Tanpa kekayaan mental, upaya-upaya pemupukan keterampilan dan material hanya
akan melanggengkan perbudakan. Dikatakannya, ”Lebih baik kita membuka hutan
kita dan menggaruk tanah kita dengan jari sepuluh dan kuku kita ini daripada
menjual serambut pun daripada kemerdekaan kita ini untuk dollar, untuk rubel.”
Ditambahkan, ”Mental kita harus mengangkat diri kita di atas kekecilan jiwa
yang membuat kita suka geger dan eker-ekeran mempertentangkan urusan tetek
bengek yang tidak penting.”
Itulah
sebabnya Bung Karno sangat menekankan program nation and character building.
Dalam pandangannya, Indonesia adalah bangsa besar, tetapi sering kali memberi
nilai terlalu rendah pada bangsanya alias bermental kecil, masih belum terbebas
dari mentalitas kaum terjajah yang sering mengidap perasaan rendah diri
(minderwaardigheidscomplex). Bung Karno menyadari bahwa sebagai akibat
penjajahan dan feodalisme selama ratusan tahun, terbentuklah karakter rakyat
yang disebut ”abdikrat”, meminjam istilah Verhaar dalam bukunya Identitas
Manusia. Akibatnya, terbentuklah mentalitas pecundang dengan penuh perasaan tak
berdaya dan tidak memiliki kepercayaan diri (self-confidence). Memasuki alam
kemerdekaan, Bung Karno menyerukan agar watak demikian harus dikikis habis.

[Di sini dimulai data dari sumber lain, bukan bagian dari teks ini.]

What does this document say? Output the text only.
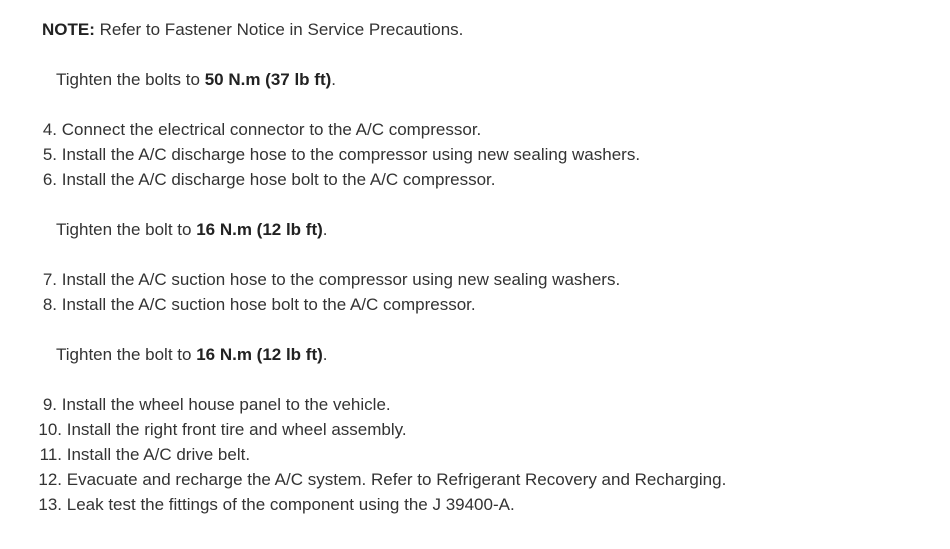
NOTE: Refer to Fastener Notice in Service Precautions.
Tighten the bolts to 50 N.m (37 lb ft).
4. Connect the electrical connector to the A/C compressor.
5. Install the A/C discharge hose to the compressor using new sealing washers.
6. Install the A/C discharge hose bolt to the A/C compressor.
Tighten the bolt to 16 N.m (12 lb ft).
7. Install the A/C suction hose to the compressor using new sealing washers.
8. Install the A/C suction hose bolt to the A/C compressor.
Tighten the bolt to 16 N.m (12 lb ft).
9. Install the wheel house panel to the vehicle.
10. Install the right front tire and wheel assembly.
11. Install the A/C drive belt.
12. Evacuate and recharge the A/C system. Refer to Refrigerant Recovery and Recharging.
13. Leak test the fittings of the component using the J 39400-A.
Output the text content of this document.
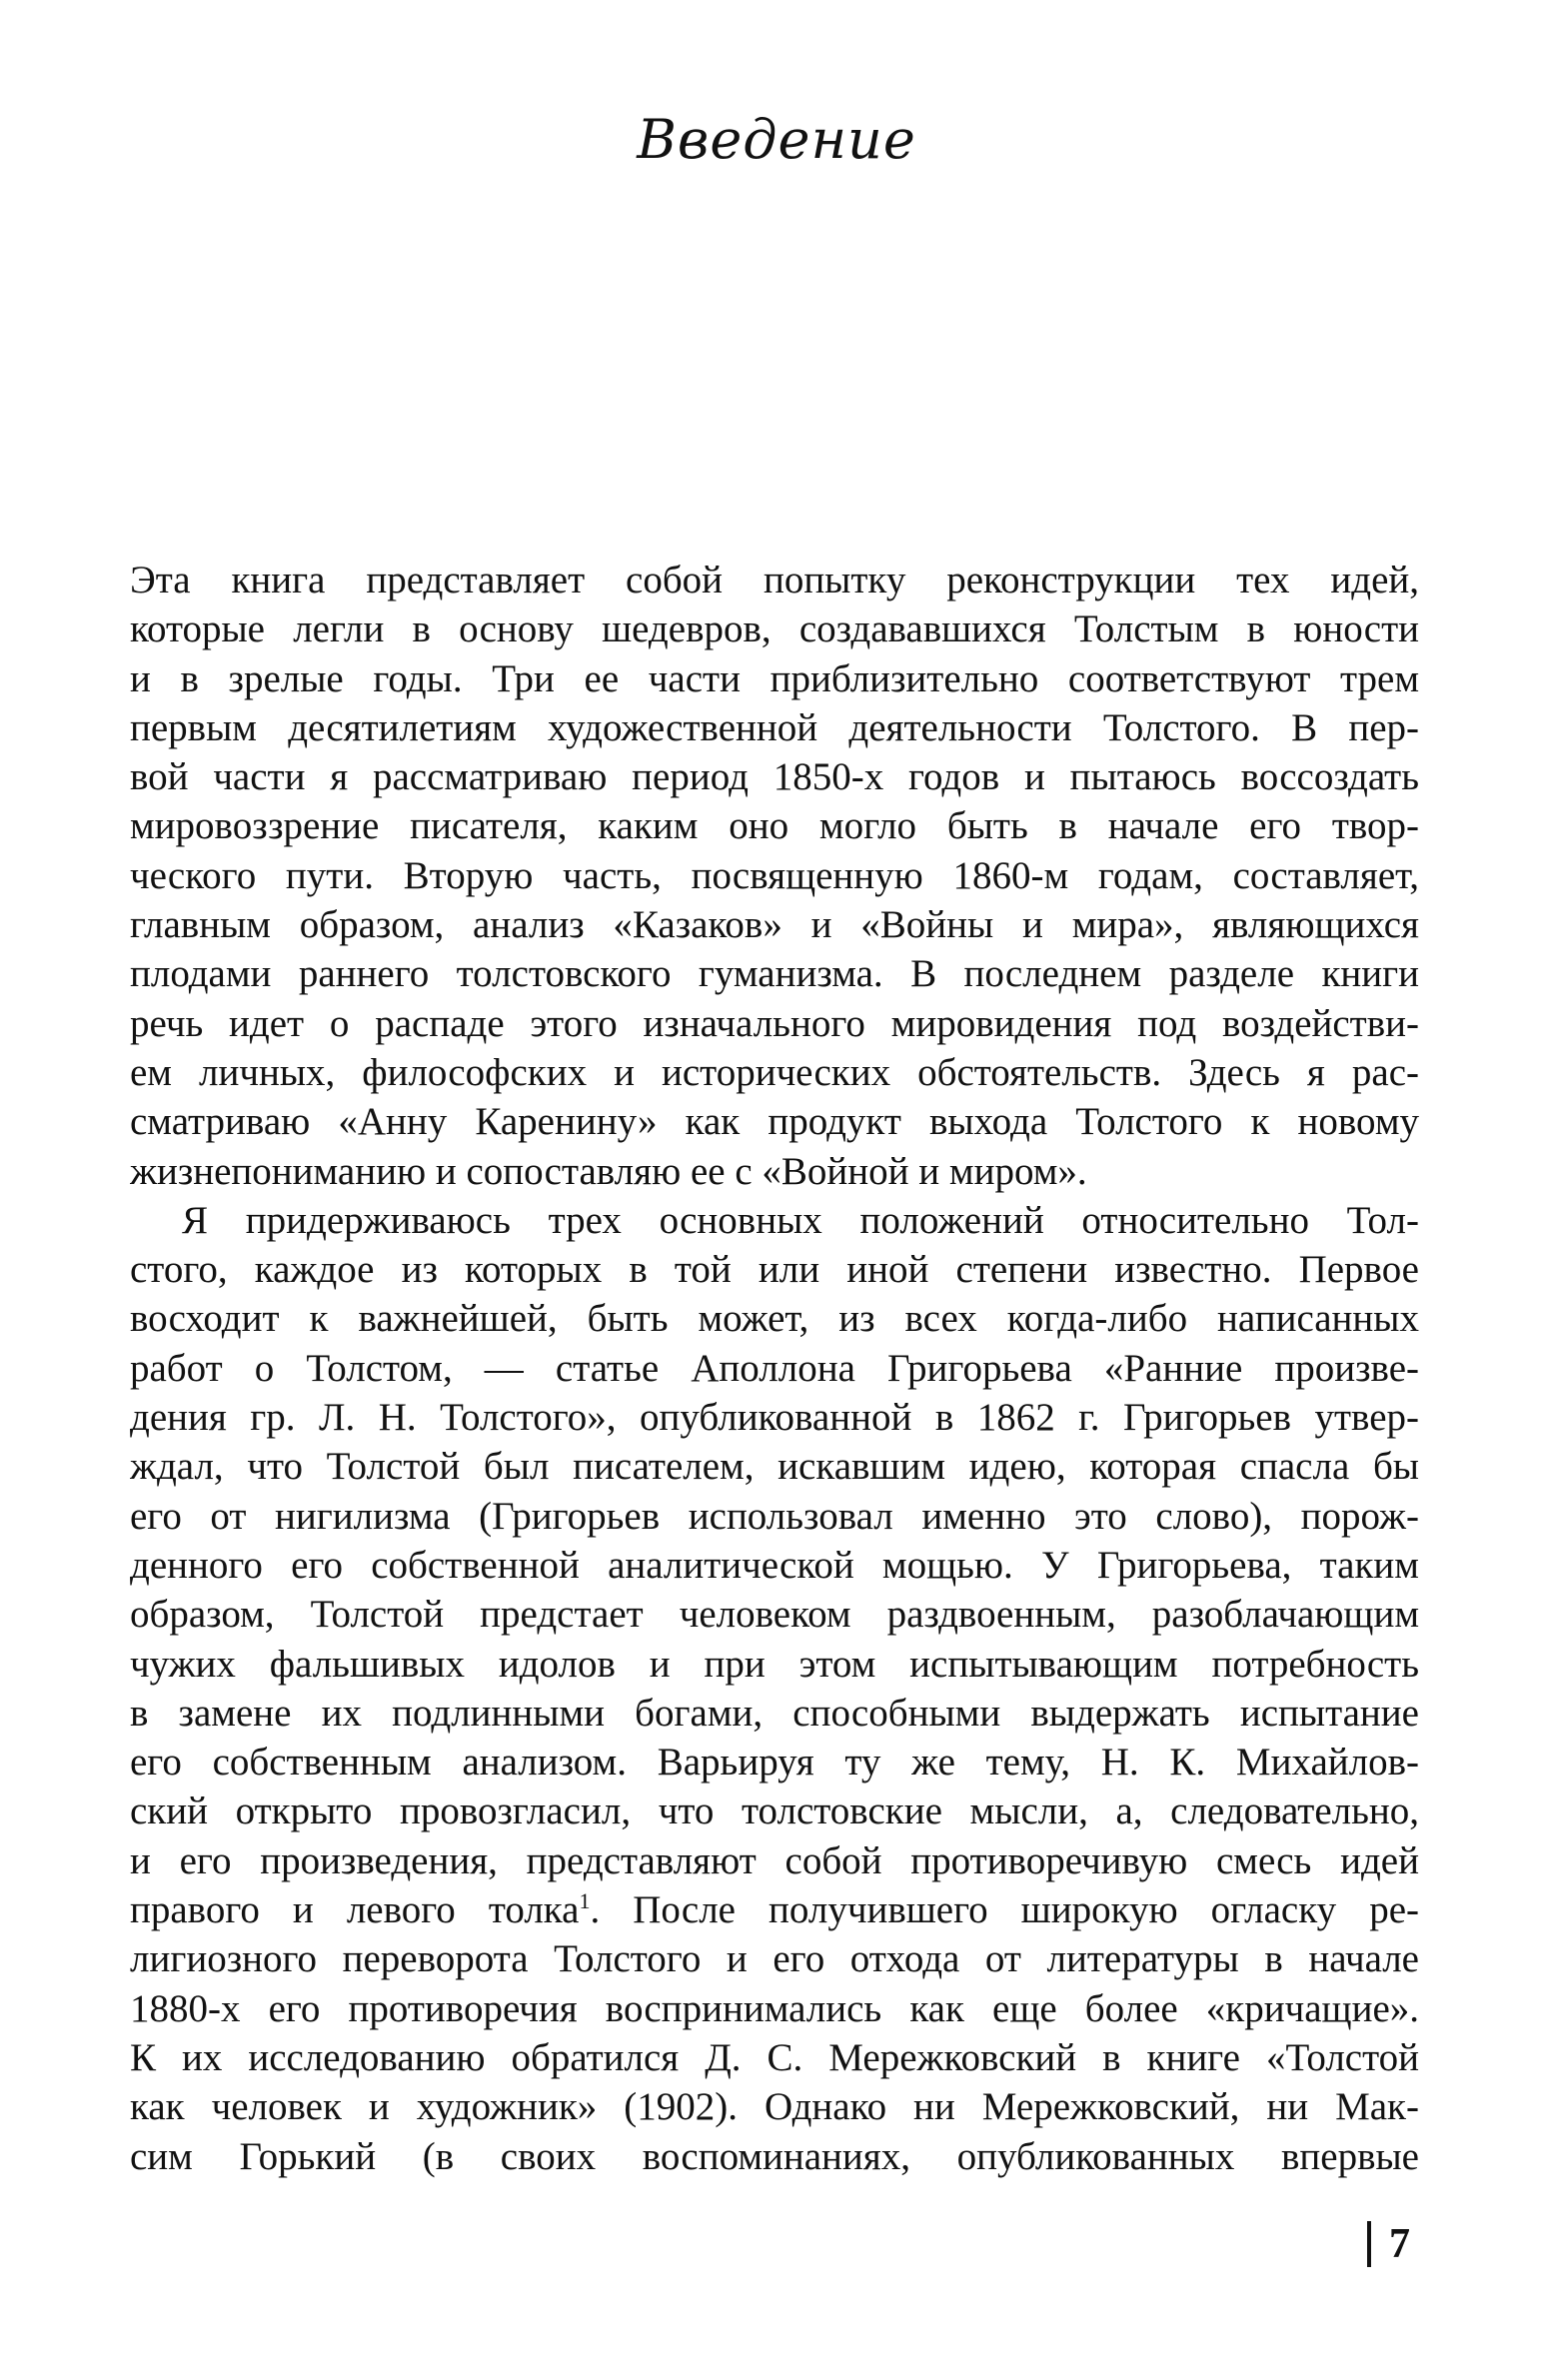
Введение
Эта книга представляет собой попытку реконструкции тех идей,
которые легли в основу шедевров, создававшихся Толстым в юности
и в зрелые годы. Три ее части приблизительно соответствуют трем
первым десятилетиям художественной деятельности Толстого. В пер-
вой части я рассматриваю период 1850-х годов и пытаюсь воссоздать
мировоззрение писателя, каким оно могло быть в начале его твор-
ческого пути. Вторую часть, посвященную 1860-м годам, составляет,
главным образом, анализ «Казаков» и «Войны и мира», являющихся
плодами раннего толстовского гуманизма. В последнем разделе книги
речь идет о распаде этого изначального мировидения под воздействи-
ем личных, философских и исторических обстоятельств. Здесь я рас-
сматриваю «Анну Каренину» как продукт выхода Толстого к новому
жизнепониманию и сопоставляю ее с «Войной и миром».
Я придерживаюсь трех основных положений относительно Тол-
стого, каждое из которых в той или иной степени известно. Первое
восходит к важнейшей, быть может, из всех когда-либо написанных
работ о Толстом, — статье Аполлона Григорьева «Ранние произве-
дения гр. Л. Н. Толстого», опубликованной в 1862 г. Григорьев утвер-
ждал, что Толстой был писателем, искавшим идею, которая спасла бы
его от нигилизма (Григорьев использовал именно это слово), порож-
денного его собственной аналитической мощью. У Григорьева, таким
образом, Толстой предстает человеком раздвоенным, разоблачающим
чужих фальшивых идолов и при этом испытывающим потребность
в замене их подлинными богами, способными выдержать испытание
его собственным анализом. Варьируя ту же тему, Н. К. Михайлов-
ский открыто провозгласил, что толстовские мысли, а, следовательно,
и его произведения, представляют собой противоречивую смесь идей
правого и левого толка$^1$. После получившего широкую огласку ре-
лигиозного переворота Толстого и его отхода от литературы в начале
1880-х его противоречия воспринимались как еще более «кричащие».
К их исследованию обратился Д. С. Мережковский в книге «Толстой
как человек и художник» (1902). Однако ни Мережковский, ни Мак-
сим Горький (в своих воспоминаниях, опубликованных впервые
7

Rakyat harus berjiwa merdeka dan berani berkata ”ini dadaku, mana dadamu”,
berani mandiri dan menghargai diri sendiri.
Hingga
taraf tertentu, usaha nation and character building di masa Soekarno itu
berhasil. Rakyat dari Sabang sampai Merauke mulai merasa terikat dalam suatu
negara bangsa dan merasa bangga sebagai bangsa Indonesia. Kepercayaan diri
bangsa ini juga meningkat berkat kepeloporan Indonesia dalam berbagai isu
internasional. Rakyat berani menolak bantuan yang merendahkan bangsa sendiri
dengan seruan, ”go to hell with your aid!”
Perbudakan
mental
Pemerintah
Orde Baru bangkit dengan kebijakan yang memprioritaskan investasi material
(material investment). Kebijakan investasi manusia (human investment) lebih
menekankan hal-hal yang bersifat kuantitatif dengan memprioritaskan pemacuan
pendidikan dasar lewat apa yang dikenal sebagai ”sekolah inpres”. Investasi
mental memang diberikan, tetapi bersifat permukaan. Penataran Pancasila
digalakkan, tetapi miskin kreativitas, terlalu menekankan dimensi kognitif
(hafalan), serta kurang menyentuh aspek afektif dan dorongan untuk bertindak.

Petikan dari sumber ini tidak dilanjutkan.